Insgesamt ist der ZVV in seiner Ausbauplanung jedoch zu zaghaft unterwegs. So ist z.B. unverständlich, dass bei der S-Bahn bis zur Vollendung des STEP 2035 gar nichts geschehen soll. Auch beim Ausbau des Tramnetzes ist keine klare neue Vision ersichtlich, welche Ende der 2020er oder Angang der 2030er realisiert werden könnte. Solche langfristigen Planungen müssten jedoch jetzt an die Hand genommen werden. Und bei den Buslinien, die vergleichsweise einfach zu planen und einzuführen sind und deshalb hervorragend als Teststrecken für Tramlinien oder Stadtbahnen geeignet wären, ist gar kein Ausbau zu erkennen.

ZVV muss sich endlich zu Tempo 30 bekennen

Nachdem in den vergangenen Tagen die beiden Zentrumsstädte Winterthur und Zürich ein klares und starkes Bekenntnis zu weitgehend flächendeckendem Tempo 30 abgegeben haben, ist es eine verpasste Chance, dass der ZVV hier nach wie vor zu zurückhaltend unterwegs ist. Auch wenn er immerhin die dogmatisch ablehnende Haltung der Gegnerschaft mittlerweile abgelegt zu haben scheint: Hier braucht es dringend ein klares Bekenntnis Seitens ZVV.
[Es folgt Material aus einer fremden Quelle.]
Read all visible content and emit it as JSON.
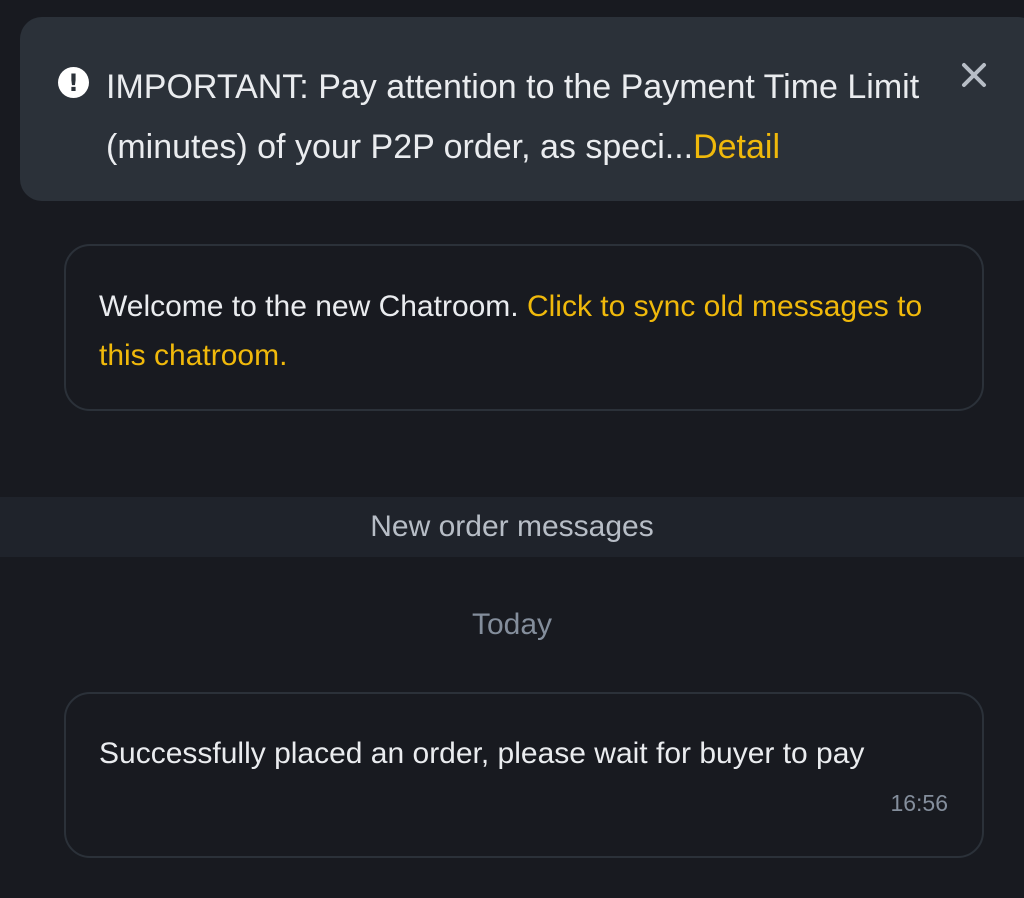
{
  "notice": {
    "prefix": "IMPORTANT: Pay attention to the Payment Time Limit (minutes) of your P2P order, as speci...",
    "link": "Detail",
    "icon": "exclamation-circle-icon",
    "close_icon": "close-icon"
  },
  "welcome": {
    "text": "Welcome to the new Chatroom. ",
    "link": "Click to sync old messages to this chatroom."
  },
  "divider": {
    "label": "New order messages"
  },
  "date_label": "Today",
  "messages": [
    {
      "text": "Successfully placed an order, please wait for buyer to pay",
      "time": "16:56"
    }
  ],
  "colors": {
    "background": "#181a20",
    "notice_bg": "#2b3139",
    "accent": "#f0b90b",
    "text": "#eaecef",
    "muted": "#848e9c"
  }
}
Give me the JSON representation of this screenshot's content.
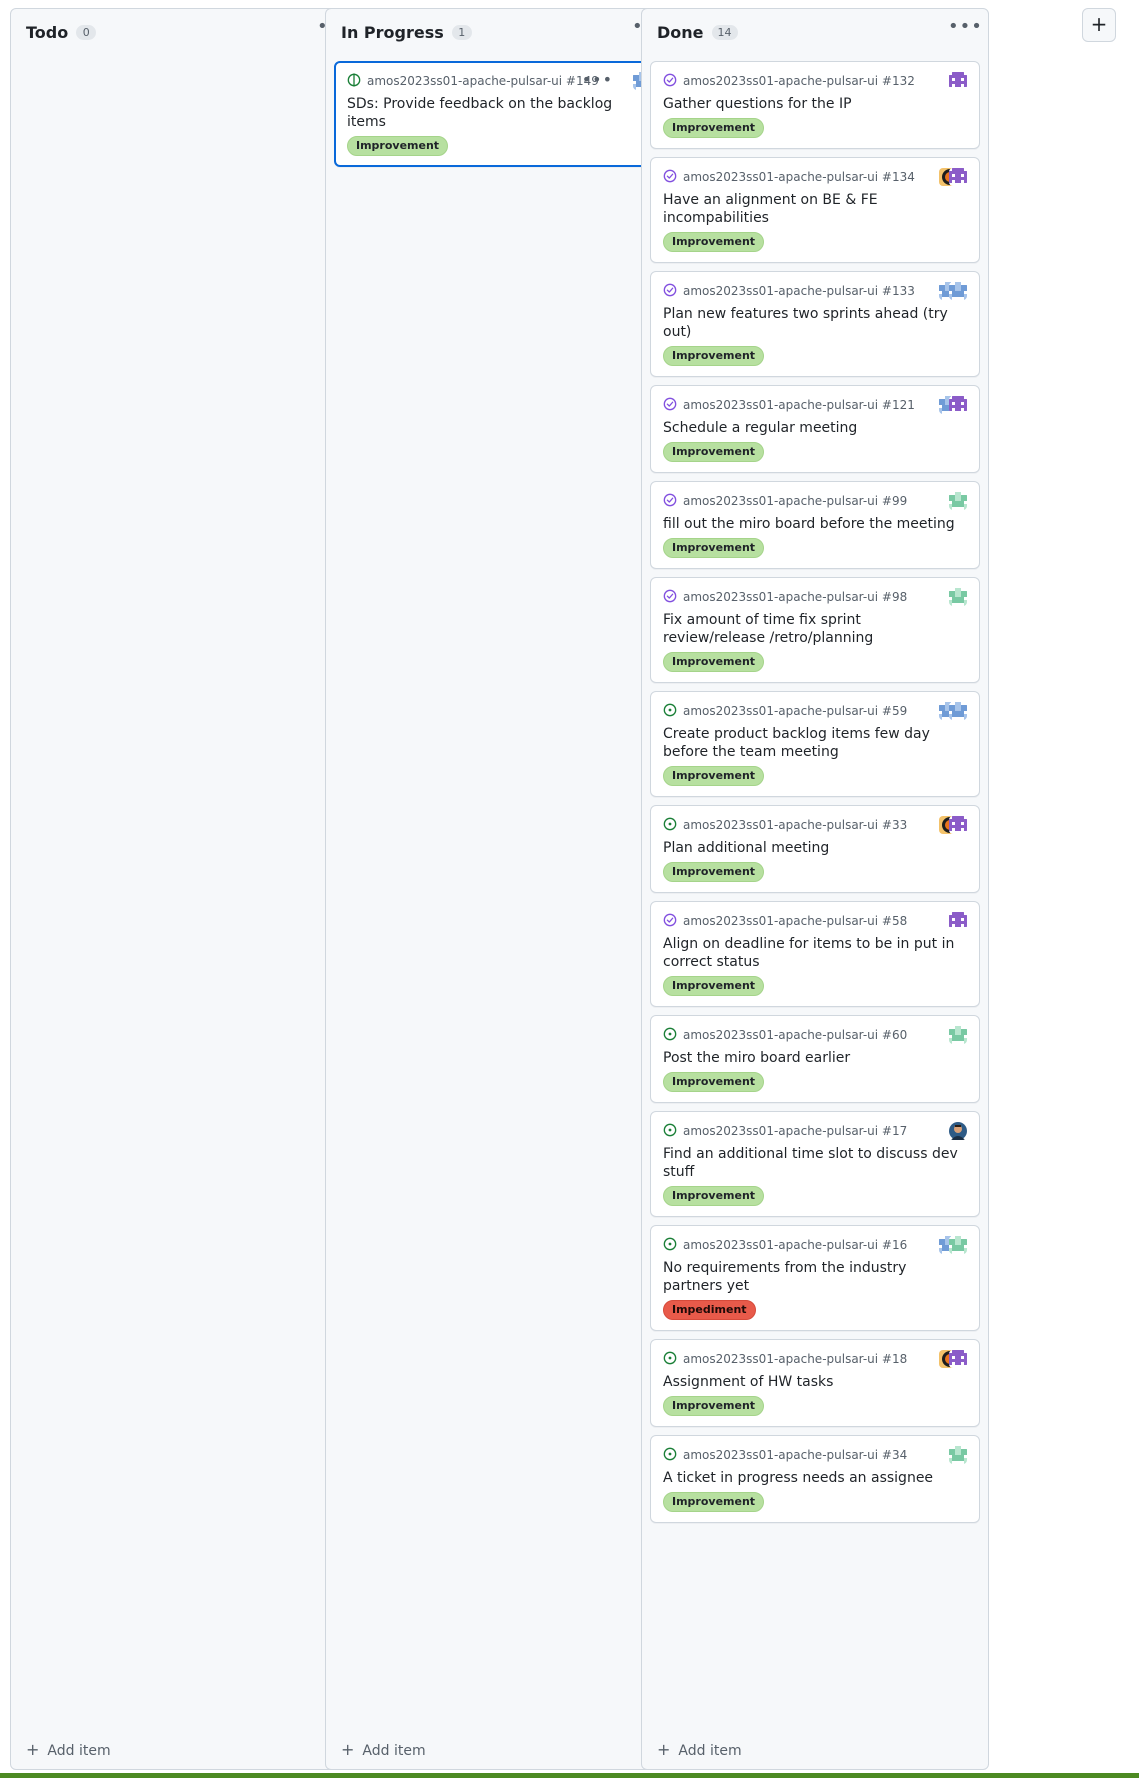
{
  "columns": [
    {
      "title": "Todo",
      "count": "0",
      "add_label": "Add item",
      "cards": []
    },
    {
      "title": "In Progress",
      "count": "1",
      "add_label": "Add item",
      "cards": [
        {
          "repo": "amos2023ss01-apache-pulsar-ui #149",
          "title": "SDs: Provide feedback on the backlog items",
          "label": "Improvement",
          "status": "draft",
          "avatars": [
            "blue-pixel"
          ],
          "selected": true
        }
      ]
    },
    {
      "title": "Done",
      "count": "14",
      "add_label": "Add item",
      "cards": [
        {
          "repo": "amos2023ss01-apache-pulsar-ui #132",
          "title": "Gather questions for the IP",
          "label": "Improvement",
          "status": "closed",
          "avatars": [
            "purple-pixel"
          ]
        },
        {
          "repo": "amos2023ss01-apache-pulsar-ui #134",
          "title": "Have an alignment on BE & FE incompabilities",
          "label": "Improvement",
          "status": "closed",
          "avatars": [
            "orange-photo",
            "purple-pixel"
          ]
        },
        {
          "repo": "amos2023ss01-apache-pulsar-ui #133",
          "title": "Plan new features two sprints ahead (try out)",
          "label": "Improvement",
          "status": "closed",
          "avatars": [
            "blue-pixel",
            "blue-pixel"
          ]
        },
        {
          "repo": "amos2023ss01-apache-pulsar-ui #121",
          "title": "Schedule a regular meeting",
          "label": "Improvement",
          "status": "closed",
          "avatars": [
            "blue-pixel",
            "purple-pixel"
          ]
        },
        {
          "repo": "amos2023ss01-apache-pulsar-ui #99",
          "title": "fill out the miro board before the meeting",
          "label": "Improvement",
          "status": "closed",
          "avatars": [
            "green-pixel"
          ]
        },
        {
          "repo": "amos2023ss01-apache-pulsar-ui #98",
          "title": "Fix amount of time fix sprint review/release /retro/planning",
          "label": "Improvement",
          "status": "closed",
          "avatars": [
            "green-pixel"
          ]
        },
        {
          "repo": "amos2023ss01-apache-pulsar-ui #59",
          "title": "Create product backlog items few day before the team meeting",
          "label": "Improvement",
          "status": "open",
          "avatars": [
            "blue-pixel",
            "blue-pixel"
          ]
        },
        {
          "repo": "amos2023ss01-apache-pulsar-ui #33",
          "title": "Plan additional meeting",
          "label": "Improvement",
          "status": "open",
          "avatars": [
            "orange-photo",
            "purple-pixel"
          ]
        },
        {
          "repo": "amos2023ss01-apache-pulsar-ui #58",
          "title": "Align on deadline for items to be in put in correct status",
          "label": "Improvement",
          "status": "closed",
          "avatars": [
            "purple-pixel"
          ]
        },
        {
          "repo": "amos2023ss01-apache-pulsar-ui #60",
          "title": "Post the miro board earlier",
          "label": "Improvement",
          "status": "open",
          "avatars": [
            "green-pixel"
          ]
        },
        {
          "repo": "amos2023ss01-apache-pulsar-ui #17",
          "title": "Find an additional time slot to discuss dev stuff",
          "label": "Improvement",
          "status": "open",
          "avatars": [
            "person-photo"
          ]
        },
        {
          "repo": "amos2023ss01-apache-pulsar-ui #16",
          "title": "No requirements from the industry partners yet",
          "label": "Impediment",
          "status": "open",
          "avatars": [
            "blue-pixel",
            "green-pixel"
          ]
        },
        {
          "repo": "amos2023ss01-apache-pulsar-ui #18",
          "title": "Assignment of HW tasks",
          "label": "Improvement",
          "status": "open",
          "avatars": [
            "orange-photo",
            "purple-pixel"
          ]
        },
        {
          "repo": "amos2023ss01-apache-pulsar-ui #34",
          "title": "A ticket in progress needs an assignee",
          "label": "Improvement",
          "status": "open",
          "avatars": [
            "green-pixel"
          ]
        }
      ]
    }
  ],
  "colors": {
    "improvement": "#b7e0a0",
    "impediment": "#e85a4a",
    "open_icon": "#1a7f37",
    "closed_icon": "#8250df",
    "selected_border": "#0969da"
  },
  "icons": {
    "column_menu": "kebab-horizontal-icon",
    "add": "plus-icon",
    "add_column": "plus-icon"
  },
  "add_column_label": "+"
}
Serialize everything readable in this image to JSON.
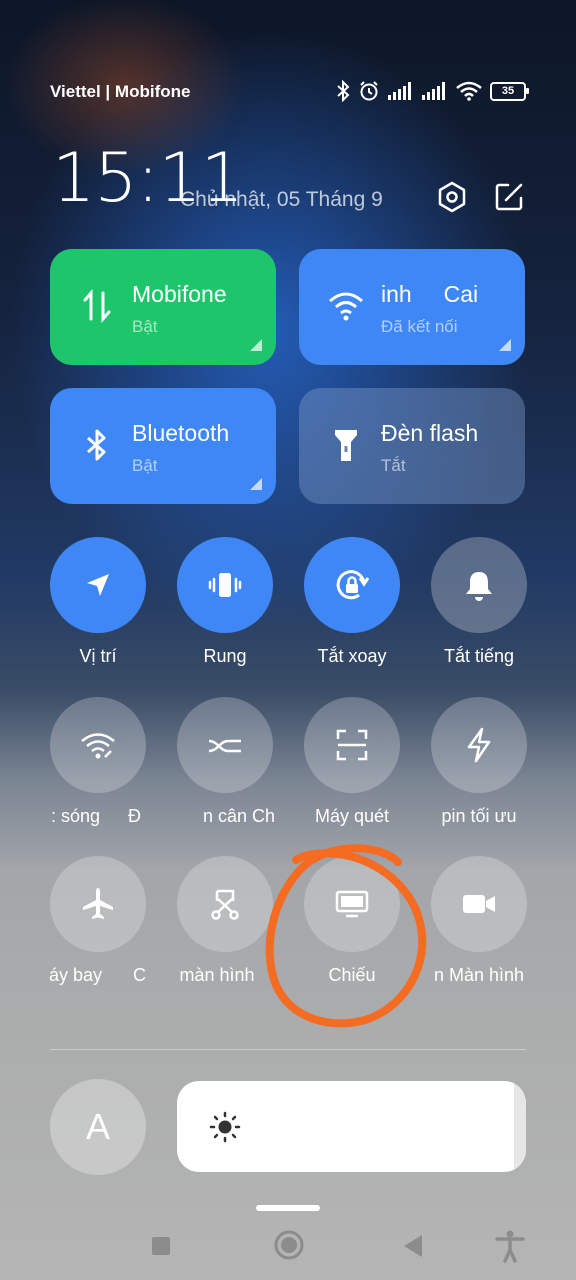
{
  "status_bar": {
    "carrier": "Viettel | Mobifone",
    "battery": "35",
    "icons": [
      "bluetooth-icon",
      "alarm-icon",
      "signal-icon",
      "signal-icon",
      "wifi-icon",
      "battery-icon"
    ]
  },
  "header": {
    "time": "15:11",
    "date": "Chủ nhật, 05 Tháng 9",
    "settings_icon": "settings-hexagon-icon",
    "edit_icon": "edit-icon"
  },
  "big_tiles": [
    {
      "title": "Mobifone",
      "subtitle": "Bật",
      "icon": "data-transfer-icon",
      "color": "#1ec66b"
    },
    {
      "title": "inh     Cai",
      "subtitle": "Đã kết nối",
      "icon": "wifi-icon",
      "color": "#3f87f5"
    },
    {
      "title": "Bluetooth",
      "subtitle": "Bật",
      "icon": "bluetooth-icon",
      "color": "#3f87f5"
    },
    {
      "title": "Đèn flash",
      "subtitle": "Tắt",
      "icon": "flashlight-icon",
      "color": "#5c78a8"
    }
  ],
  "toggles_row1": [
    {
      "label": "Vị trí",
      "icon": "location-icon",
      "state": "on"
    },
    {
      "label": "Rung",
      "icon": "vibrate-icon",
      "state": "on"
    },
    {
      "label": "Tắt xoay",
      "icon": "rotation-lock-icon",
      "state": "on"
    },
    {
      "label": "Tắt tiếng",
      "icon": "bell-icon",
      "state": "off"
    }
  ],
  "toggles_row2": [
    {
      "label": ": sóng",
      "label_right": "Đ",
      "icon": "wifi-hotspot-icon",
      "state": "off"
    },
    {
      "label": "n cân",
      "label_right": "Ch",
      "icon": "balance-icon",
      "state": "off"
    },
    {
      "label": "Máy quét",
      "icon": "scanner-icon",
      "state": "off"
    },
    {
      "label": "pin tối ưu",
      "icon": "lightning-icon",
      "state": "off"
    }
  ],
  "toggles_row3": [
    {
      "label": "áy bay",
      "label_right": "C",
      "icon": "airplane-icon",
      "state": "off"
    },
    {
      "label": "màn hình",
      "icon": "screenshot-icon",
      "state": "off"
    },
    {
      "label": "Chiếu",
      "icon": "cast-screen-icon",
      "state": "off"
    },
    {
      "label": "n Màn hình",
      "icon": "screen-record-icon",
      "state": "off"
    }
  ],
  "auto_brightness_label": "A",
  "brightness": {
    "level": 0.97,
    "icon": "sun-icon"
  },
  "nav_bar": [
    "recents-square-icon",
    "home-circle-icon",
    "back-triangle-icon",
    "accessibility-icon"
  ],
  "annotation": {
    "color": "#f46b21",
    "shape": "hand-drawn-circle"
  }
}
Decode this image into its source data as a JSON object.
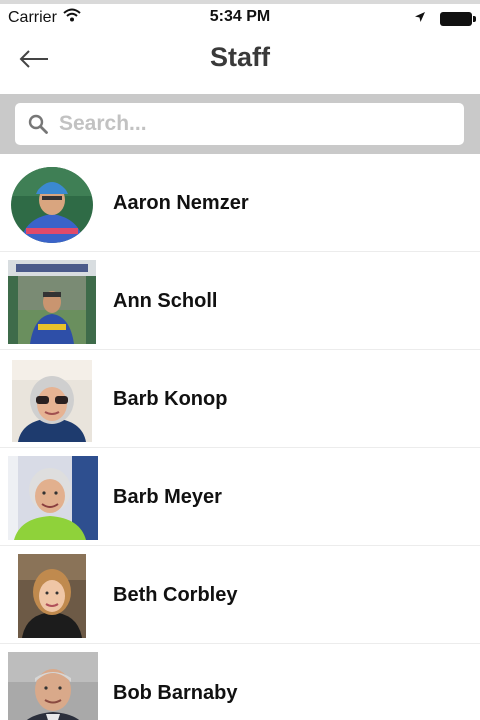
{
  "status_bar": {
    "carrier": "Carrier",
    "time": "5:34 PM"
  },
  "nav": {
    "title": "Staff",
    "back_icon": "back-arrow-icon"
  },
  "search": {
    "placeholder": "Search...",
    "value": "",
    "icon": "search-icon"
  },
  "staff": [
    {
      "name": "Aaron Nemzer"
    },
    {
      "name": "Ann Scholl"
    },
    {
      "name": "Barb Konop"
    },
    {
      "name": "Barb Meyer"
    },
    {
      "name": "Beth Corbley"
    },
    {
      "name": "Bob Barnaby"
    }
  ],
  "colors": {
    "search_background": "#c9c9c9",
    "title_text": "#3a3a3a",
    "placeholder_text": "#c2c2c2"
  }
}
Denn Tempo 30 wird mittelfristig auch auf ÖV-Strecken Realität werden. Für die Anwohnerinnen und Anwohner bringt das neben der verringerten Lärmbelastung auch mehr Sicherheit und Aufenthaltsqualität. Je früher der ZVV sich darauf einstellt und Massnahmen und Ressourcen in seine Planung aufnimmt, um die Attraktivität des ÖV auch auf Tempo 30-Strecken zu gewährleisten, desto besser. Die ZVV-Strategie Stand heute ist hier noch ungenügend.

Neue Mobilitätsangebote mitverfolgen und ins Angebot integrieren

Neue Mobilitätsangebote müssen immer wieder als Teil des öffentlichen Verkehrs mitgedacht werden. Und der ZVV ist angehalten, immer wieder zu versuchen, diese Ideen in das ÖV-Angebot zu integrieren. Wenn hier völlig ohne Leitplanken den Privaten das Feld überlassen wird, haben wir bald das totale Chaos auf unsere Strassen, Plätzen und Trottoirs.

Der ÖV ist ein elementarer Bestandteil des Service Public und spielt eine zentrale Rolle beim ökologischen Umbau des Kantons. Deshalb steht hier für die SP auch weiterhin nicht primär der Kostendeckungsgrad im Vordergrund, sondern ein attraktives Angebot für alle Zürcherinnen und Zürcher.